Mais importante ainda, esta ignorância não é necessariamente fatal para a representação e responsabilização democráticas. Há centenas de estudos que mostram como os eleitores formam opiniões e tomam decisões na base de "pistas" muito simples, mas que são, aparentemente, suficientes para que as suas decisões sejam congruentes com os seus interesses: as opiniões daqueles com quem convivemos e partilhamos interesses básicos, tais como um colega de trabalho, um membro de uma associação, um vizinho ou um familiar mais informado; ou a experiência quotidiana de usar os transportes públicos, observar a evolução dos preços, dos salários ou das taxas de juro, ou esperar por ser atendido num hospital. Todas estas pistas são "informação política", eventualmente mais importante do que saber quantos deputados tem o parlamento, se o governo tem maioria absoluta ou quem foi o último primeiro-ministro. E segundo os mesmos estudos, estas pistas tendem a ter consequências bem maiores sobre os comportamentos dos indivíduos do que o conteúdo da "manipulável" comunicação social ou aquilo que os políticos dizem ou deixam de dizer.

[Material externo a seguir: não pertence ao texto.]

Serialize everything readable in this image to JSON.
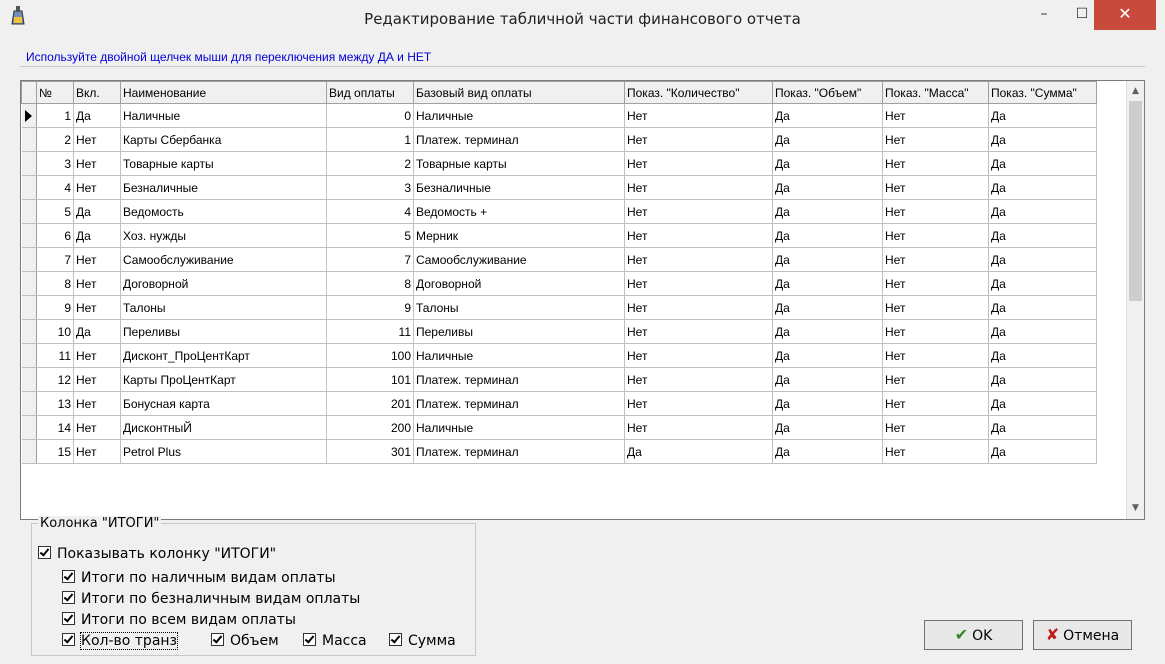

Significa isto que está tudo bem? Nem tanto. Os dados mais perturbantes que estes inquéritos fornecem sobre as atitudes e comportamentos políticos dos portugueses não são os que têm a ver com a sua "ignorância" - semelhante, como vimos, à dos cidadãos da maioria das democracias -, mas sim com a sua baixa filiação em associações e a sua baixíssima predisposição para a participação política. Não é porque a "sociedade civil" ou a "participação" só tenham miríficas virtudes. É porque esses resultados mostram que aquilo que falta aos portugueses não são tanto os conhecimentos das enciclopédias ou da secção de política dos jornais, mas sim as competências cívicas necessárias para, quando necessitam, fazerem-se ouvir e defenderem os seus interesses. Dirigir uma reunião ou fazer um discurso em público são daquelas "microcompetências" que, no dia-a-dia, vão acabar por fazer a diferença entre os que são capazes de defender os seus interesses e aqueles que não são (ou sentem não o ser). Uma grande parte disto vem com a educação formal, e aí começa o nosso problema: não só essa educação falta a uma grande parte da população, mas, ainda por cima, até aqueles que percorrem todo o sistema são raramente forçados a exercitar competências como estas, uma coisa que alguém que alguma vez tenha dado aulas no ensino superior facilmente constata. O outro sítio onde elas são adquiridas é, claro, na vida associativa, mas a debilidade da participação social em Portugal impede, precisamente, a disseminação dessas competências. Anda por aí muita reflexão sobre o que deve ser a "educação cívica" no ensino secundário em Portugal. Mas era bom que, para além de ensinarem o que é o semipresidencialismo, o método de Hondt ou Declaração Universal dos Direitos Humanos, ensinassem também, digamos, a escrever uma carta, organizar uma reunião ou fazer uma queixa num livro de reclamações. É capaz de ser aí que se faz a diferença.